Nella prima fase il bersaglio polemico era rappresentato dal case-method di Langdell, un metodo, come è noto, che favorì l’affermarsi del formalismo, estraneo, fino a quel momento, al pensiero giuridico americano.
L’alternativa, di cui si fanno esponenti Wigmore e Cardozo, è ben riassunta in una lettera, citata da Boyd White, del giudice della Corte Suprema Felix Frankfurter ad un giovane dodicenne con l’ambizione di diventare avvocato:
«Mio caro Paul, nessuno può considerarsi un giurista veramente competente se non è un uomo di cultura. Se fossi in te, dimenticherei qualsiasi preparazione tecnica per quanto concerne il diritto. Il miglior modo per studiare il diritto è quello di giungere a tale studio come una persona già ben istruita. Solo così si può acquisire la capacità di usare la lingua inglese, scritta ed orale, ed avere un metodo di pensiero chiaro, che solo una educazione genuinamente liberale possono conferire. Per un giurista non è meno importante coltivare le facoltà immaginative leggendo poesie, ammirando grandi quadri, nell’originale o in riproduzioni facilmente accessibili, ascoltando grande musica. Rifornisci la tua mente di tanta buona lettura e amplia e approfondisci i tuoi sentimenti sperimentando indirettamente ed il più possibile i magnifici misteri dell’universo e dimenticati della tua futura carriera ...».
Nella seconda fase Diritto e letteratura reagisce al clima culturale che si era venuto instaurando alla metà del secolo scorso con l’affermarsi “dell’illusione che non vi fossero connessioni tra il diritto e gli altri linguaggi e più in generale con il sapere umanistico”. Questa “cecità nei confronti dell’ovvio”  sono, come le precedenti, parole di Boyd White  fu prodotta dalla convergenza di vari fattori, quali l’imporsi all’interno della filosofia di un positivismo logico che attribuiva significato solo a ciò che era sperimentabile empiricamente; l’imporsi delle scienze sociali  sociologia, psicologia, economia  a discapito delle altre forme di pensiero; il diffuso desiderio di affermare la “mascolinità” della scienza contro la percepita “femminilità” degli studi umanistici.

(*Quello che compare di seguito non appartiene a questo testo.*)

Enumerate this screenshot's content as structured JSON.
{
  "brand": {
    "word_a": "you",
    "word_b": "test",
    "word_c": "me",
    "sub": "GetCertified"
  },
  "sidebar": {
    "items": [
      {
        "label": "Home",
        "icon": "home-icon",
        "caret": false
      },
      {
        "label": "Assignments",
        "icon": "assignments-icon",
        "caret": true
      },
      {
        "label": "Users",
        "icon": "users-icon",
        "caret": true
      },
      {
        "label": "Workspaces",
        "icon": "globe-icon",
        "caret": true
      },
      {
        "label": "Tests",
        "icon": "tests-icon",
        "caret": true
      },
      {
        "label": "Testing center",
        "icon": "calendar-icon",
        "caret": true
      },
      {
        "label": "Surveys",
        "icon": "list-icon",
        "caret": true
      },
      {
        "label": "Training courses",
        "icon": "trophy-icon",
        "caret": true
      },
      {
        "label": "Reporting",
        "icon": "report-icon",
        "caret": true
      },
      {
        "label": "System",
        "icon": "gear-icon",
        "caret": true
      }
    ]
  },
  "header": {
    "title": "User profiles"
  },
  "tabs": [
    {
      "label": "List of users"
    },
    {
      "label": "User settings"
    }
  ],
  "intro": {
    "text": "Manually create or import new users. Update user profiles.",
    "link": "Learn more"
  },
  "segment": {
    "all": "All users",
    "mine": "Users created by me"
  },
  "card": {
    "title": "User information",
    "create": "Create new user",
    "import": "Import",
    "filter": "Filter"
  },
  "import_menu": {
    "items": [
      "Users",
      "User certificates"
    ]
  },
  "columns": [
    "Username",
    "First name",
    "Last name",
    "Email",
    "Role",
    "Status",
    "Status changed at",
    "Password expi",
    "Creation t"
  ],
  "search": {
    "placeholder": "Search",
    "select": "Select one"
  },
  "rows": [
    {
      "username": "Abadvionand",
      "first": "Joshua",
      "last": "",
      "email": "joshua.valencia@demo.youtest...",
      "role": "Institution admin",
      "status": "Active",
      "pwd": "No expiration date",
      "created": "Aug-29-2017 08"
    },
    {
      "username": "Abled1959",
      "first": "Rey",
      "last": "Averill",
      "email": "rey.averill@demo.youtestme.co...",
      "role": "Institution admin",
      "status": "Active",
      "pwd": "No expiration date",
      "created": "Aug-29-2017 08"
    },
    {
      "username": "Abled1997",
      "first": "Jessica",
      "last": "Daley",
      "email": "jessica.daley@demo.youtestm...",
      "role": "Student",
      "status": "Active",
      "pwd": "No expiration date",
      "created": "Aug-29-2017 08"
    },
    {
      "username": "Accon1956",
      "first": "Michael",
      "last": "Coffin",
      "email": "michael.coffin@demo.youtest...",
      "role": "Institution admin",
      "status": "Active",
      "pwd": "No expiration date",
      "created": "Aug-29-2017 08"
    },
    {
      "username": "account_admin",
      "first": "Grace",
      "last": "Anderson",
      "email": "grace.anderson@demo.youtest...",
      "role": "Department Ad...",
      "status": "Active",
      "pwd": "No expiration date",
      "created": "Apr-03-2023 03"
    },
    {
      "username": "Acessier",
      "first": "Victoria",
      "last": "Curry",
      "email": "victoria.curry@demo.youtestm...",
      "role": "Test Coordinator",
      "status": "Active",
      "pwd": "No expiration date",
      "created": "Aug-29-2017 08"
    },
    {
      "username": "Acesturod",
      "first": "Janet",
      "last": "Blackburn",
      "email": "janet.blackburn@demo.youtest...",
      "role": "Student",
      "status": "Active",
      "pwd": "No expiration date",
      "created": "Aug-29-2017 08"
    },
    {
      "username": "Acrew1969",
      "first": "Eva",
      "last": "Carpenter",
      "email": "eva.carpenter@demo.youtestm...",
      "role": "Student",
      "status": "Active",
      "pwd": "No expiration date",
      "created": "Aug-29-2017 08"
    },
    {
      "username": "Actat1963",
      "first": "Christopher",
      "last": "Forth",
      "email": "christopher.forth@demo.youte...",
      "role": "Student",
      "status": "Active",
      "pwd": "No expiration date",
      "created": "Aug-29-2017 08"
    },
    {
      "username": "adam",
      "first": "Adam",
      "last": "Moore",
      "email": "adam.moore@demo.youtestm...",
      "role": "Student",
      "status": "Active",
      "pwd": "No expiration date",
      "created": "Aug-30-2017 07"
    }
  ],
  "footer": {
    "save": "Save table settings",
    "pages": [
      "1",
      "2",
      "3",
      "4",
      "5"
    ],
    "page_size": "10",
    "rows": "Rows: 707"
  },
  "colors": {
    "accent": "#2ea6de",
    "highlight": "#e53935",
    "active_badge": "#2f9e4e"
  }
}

In polemica con tutto ciò intorno agli anni ’70 si accende il dibattito sul rapporto tra diritto e il sistema di valori e il contesto culturale e sociale in cui esso si iscrive e su quali strumenti di analisi critica del fenomeno giuridico debbano concorrere alla formazione del giurista. Tra questi strumenti anche la letteratura, secondo le proposte richiamate nella prima parte del mio intervento.

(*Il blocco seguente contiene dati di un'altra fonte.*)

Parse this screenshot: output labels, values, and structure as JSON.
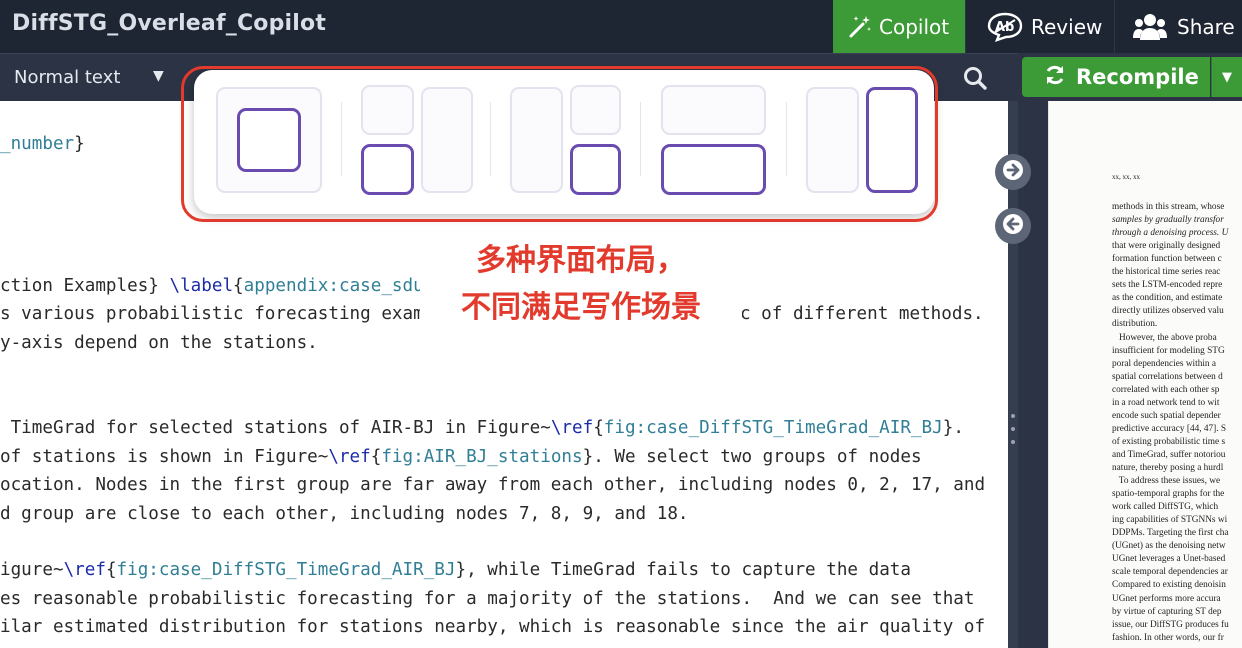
{
  "header": {
    "project_title": "DiffSTG_Overleaf_Copilot",
    "copilot_label": "Copilot",
    "review_label": "Review",
    "share_label": "Share",
    "accent_color": "#3c9a37"
  },
  "toolbar": {
    "text_style": "Normal text",
    "recompile_label": "Recompile"
  },
  "icons": {
    "copilot": "magic-wand-icon",
    "review": "review-icon",
    "share": "users-icon",
    "search": "search-icon",
    "recompile": "refresh-icon"
  },
  "editor": {
    "lines": [
      {
        "segments": [
          {
            "t": "arg",
            "v": "_number"
          },
          {
            "t": "txt",
            "v": "}"
          }
        ]
      },
      {
        "segments": [
          {
            "t": "txt",
            "v": "ction Examples} "
          },
          {
            "t": "kw",
            "v": "\\label"
          },
          {
            "t": "txt",
            "v": "{"
          },
          {
            "t": "arg",
            "v": "appendix:case_sdu"
          }
        ]
      },
      {
        "segments": [
          {
            "t": "txt",
            "v": "s various probabilistic forecasting exam"
          }
        ]
      },
      {
        "segments": [
          {
            "t": "txt",
            "v": "c of different methods."
          }
        ]
      },
      {
        "segments": [
          {
            "t": "txt",
            "v": "y-axis depend on the stations."
          }
        ]
      },
      {
        "segments": [
          {
            "t": "txt",
            "v": " TimeGrad for selected stations of AIR-BJ in Figure~"
          },
          {
            "t": "kw",
            "v": "\\ref"
          },
          {
            "t": "txt",
            "v": "{"
          },
          {
            "t": "arg",
            "v": "fig:case_DiffSTG_TimeGrad_AIR_BJ"
          },
          {
            "t": "txt",
            "v": "}."
          }
        ]
      },
      {
        "segments": [
          {
            "t": "txt",
            "v": "of stations is shown in Figure~"
          },
          {
            "t": "kw",
            "v": "\\ref"
          },
          {
            "t": "txt",
            "v": "{"
          },
          {
            "t": "arg",
            "v": "fig:AIR_BJ_stations"
          },
          {
            "t": "txt",
            "v": "}. We select two groups of nodes"
          }
        ]
      },
      {
        "segments": [
          {
            "t": "txt",
            "v": "ocation. Nodes in the first group are far away from each other, including nodes 0, 2, 17, and"
          }
        ]
      },
      {
        "segments": [
          {
            "t": "txt",
            "v": "d group are close to each other, including nodes 7, 8, 9, and 18."
          }
        ]
      },
      {
        "segments": [
          {
            "t": "txt",
            "v": "igure~"
          },
          {
            "t": "kw",
            "v": "\\ref"
          },
          {
            "t": "txt",
            "v": "{"
          },
          {
            "t": "arg",
            "v": "fig:case_DiffSTG_TimeGrad_AIR_BJ"
          },
          {
            "t": "txt",
            "v": "}, while TimeGrad fails to capture the data"
          }
        ]
      },
      {
        "segments": [
          {
            "t": "txt",
            "v": "es reasonable probabilistic forecasting for a majority of the stations.  And we can see that"
          }
        ]
      },
      {
        "segments": [
          {
            "t": "txt",
            "v": "ilar estimated distribution for stations nearby, which is reasonable since the air quality of"
          }
        ]
      }
    ]
  },
  "pdf": {
    "header_text": "xx, xx, xx",
    "lines": [
      {
        "v": "methods in this stream, whose"
      },
      {
        "v": "samples by gradually transfor",
        "it": true
      },
      {
        "v": "through a denoising process. U",
        "it": true
      },
      {
        "v": "that were originally designed"
      },
      {
        "v": "formation function between c"
      },
      {
        "v": "the historical time series reac"
      },
      {
        "v": "sets the LSTM-encoded repre"
      },
      {
        "v": "as the condition, and estimate"
      },
      {
        "v": "directly utilizes observed valu"
      },
      {
        "v": "distribution."
      },
      {
        "v": "   However, the above proba"
      },
      {
        "v": "insufficient for modeling STG"
      },
      {
        "v": "poral dependencies within a"
      },
      {
        "v": "spatial correlations between d"
      },
      {
        "v": "correlated with each other sp"
      },
      {
        "v": "in a road network tend to wit"
      },
      {
        "v": "encode such spatial depender"
      },
      {
        "v": "predictive accuracy [44, 47]. S"
      },
      {
        "v": "of existing probabilistic time s"
      },
      {
        "v": "and TimeGrad, suffer notoriou"
      },
      {
        "v": "nature, thereby posing a hurdl"
      },
      {
        "v": "   To address these issues, we"
      },
      {
        "v": "spatio-temporal graphs for the"
      },
      {
        "v": "work called DiffSTG, which"
      },
      {
        "v": "ing capabilities of STGNNs wi"
      },
      {
        "v": "DDPMs. Targeting the first cha"
      },
      {
        "v": "(UGnet) as the denoising netw"
      },
      {
        "v": "UGnet leverages a Unet-based"
      },
      {
        "v": "scale temporal dependencies ar"
      },
      {
        "v": "Compared to existing denoisin"
      },
      {
        "v": "UGnet performs more accura"
      },
      {
        "v": "by virtue of capturing ST dep"
      },
      {
        "v": "issue, our DiffSTG produces fu"
      },
      {
        "v": "fashion. In other words, our fr"
      }
    ]
  },
  "annotation": {
    "line1": "多种界面布局，",
    "line2": "不同满足写作场景",
    "color": "#e23a2c"
  }
}
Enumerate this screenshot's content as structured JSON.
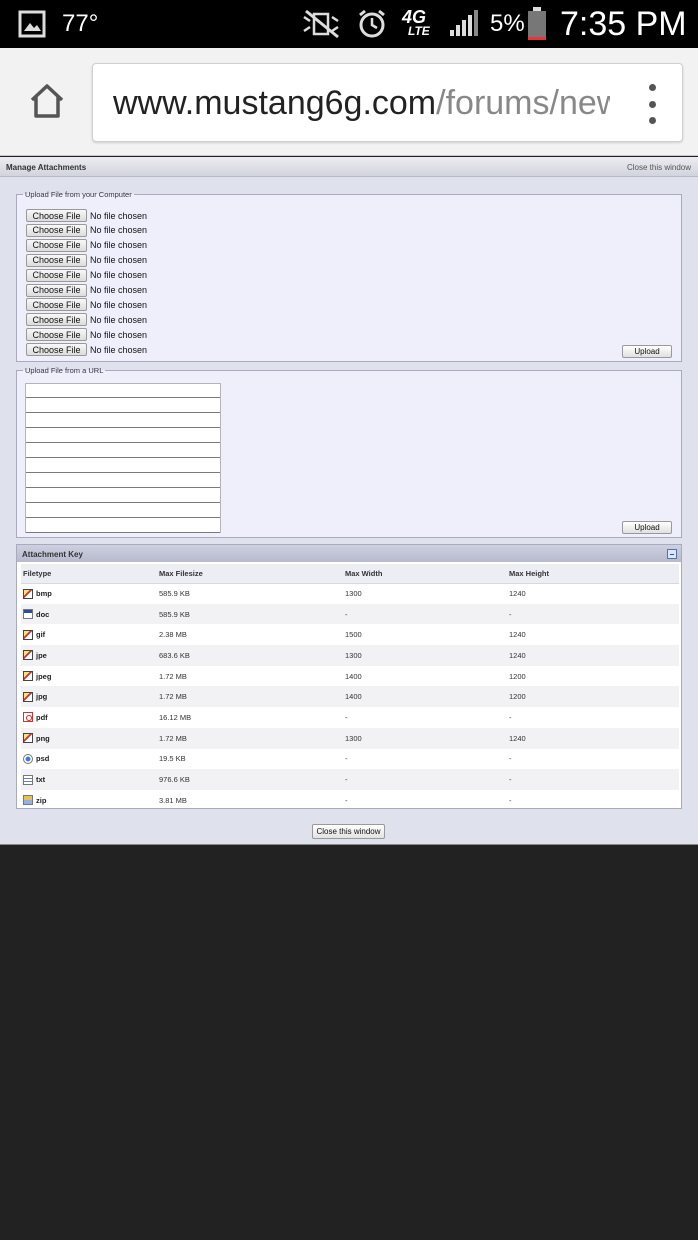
{
  "status_bar": {
    "temperature": "77°",
    "network": "4G",
    "network_sub": "LTE",
    "battery_percent": "5%",
    "time": "7:35 PM",
    "icons": [
      "gallery-icon",
      "mute-icon",
      "alarm-icon",
      "signal-icon",
      "battery-icon"
    ]
  },
  "browser": {
    "url_domain": "www.mustang6g.com",
    "url_path": "/forums/new"
  },
  "page": {
    "title": "Manage Attachments",
    "close_link": "Close this window",
    "upload_computer": {
      "legend": "Upload File from your Computer",
      "choose_label": "Choose File",
      "no_file_label": "No file chosen",
      "upload_label": "Upload"
    },
    "upload_url": {
      "legend": "Upload File from a URL",
      "upload_label": "Upload",
      "input_count": 10
    },
    "attachment_key": {
      "title": "Attachment Key",
      "columns": [
        "Filetype",
        "Max Filesize",
        "Max Width",
        "Max Height"
      ],
      "rows": [
        {
          "type": "bmp",
          "icon": "image-file-icon",
          "size": "585.9 KB",
          "width": "1300",
          "height": "1240"
        },
        {
          "type": "doc",
          "icon": "word-doc-icon",
          "size": "585.9 KB",
          "width": "-",
          "height": "-"
        },
        {
          "type": "gif",
          "icon": "image-file-icon",
          "size": "2.38 MB",
          "width": "1500",
          "height": "1240"
        },
        {
          "type": "jpe",
          "icon": "image-file-icon",
          "size": "683.6 KB",
          "width": "1300",
          "height": "1240"
        },
        {
          "type": "jpeg",
          "icon": "image-file-icon",
          "size": "1.72 MB",
          "width": "1400",
          "height": "1200"
        },
        {
          "type": "jpg",
          "icon": "image-file-icon",
          "size": "1.72 MB",
          "width": "1400",
          "height": "1200"
        },
        {
          "type": "pdf",
          "icon": "pdf-file-icon",
          "size": "16.12 MB",
          "width": "-",
          "height": "-"
        },
        {
          "type": "png",
          "icon": "image-file-icon",
          "size": "1.72 MB",
          "width": "1300",
          "height": "1240"
        },
        {
          "type": "psd",
          "icon": "psd-file-icon",
          "size": "19.5 KB",
          "width": "-",
          "height": "-"
        },
        {
          "type": "txt",
          "icon": "text-file-icon",
          "size": "976.6 KB",
          "width": "-",
          "height": "-"
        },
        {
          "type": "zip",
          "icon": "zip-file-icon",
          "size": "3.81 MB",
          "width": "-",
          "height": "-"
        }
      ]
    },
    "close_button": "Close this window"
  }
}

In Italia la situazione è sempre stata un po’ diversa e non si può dire, come ha affermato Boyd White per gli Stati Uniti, che “l’educazione giuridica consista soprattutto nell’apprendere le regole”. Fin dalle origini nel Medioevo lo studio del diritto si congiunse felicemente ad una riflessione sui fondamenti filosofici del pensiero giuridico e sui metodi ermeneutici diffusi dalle scuole di Artes (grammatica, retorica, dialettica) e i grandi maestri spaziavano dal diritto romano alla metafisica, dal diritto canonico alla grammatica, dalla teologia alla logica.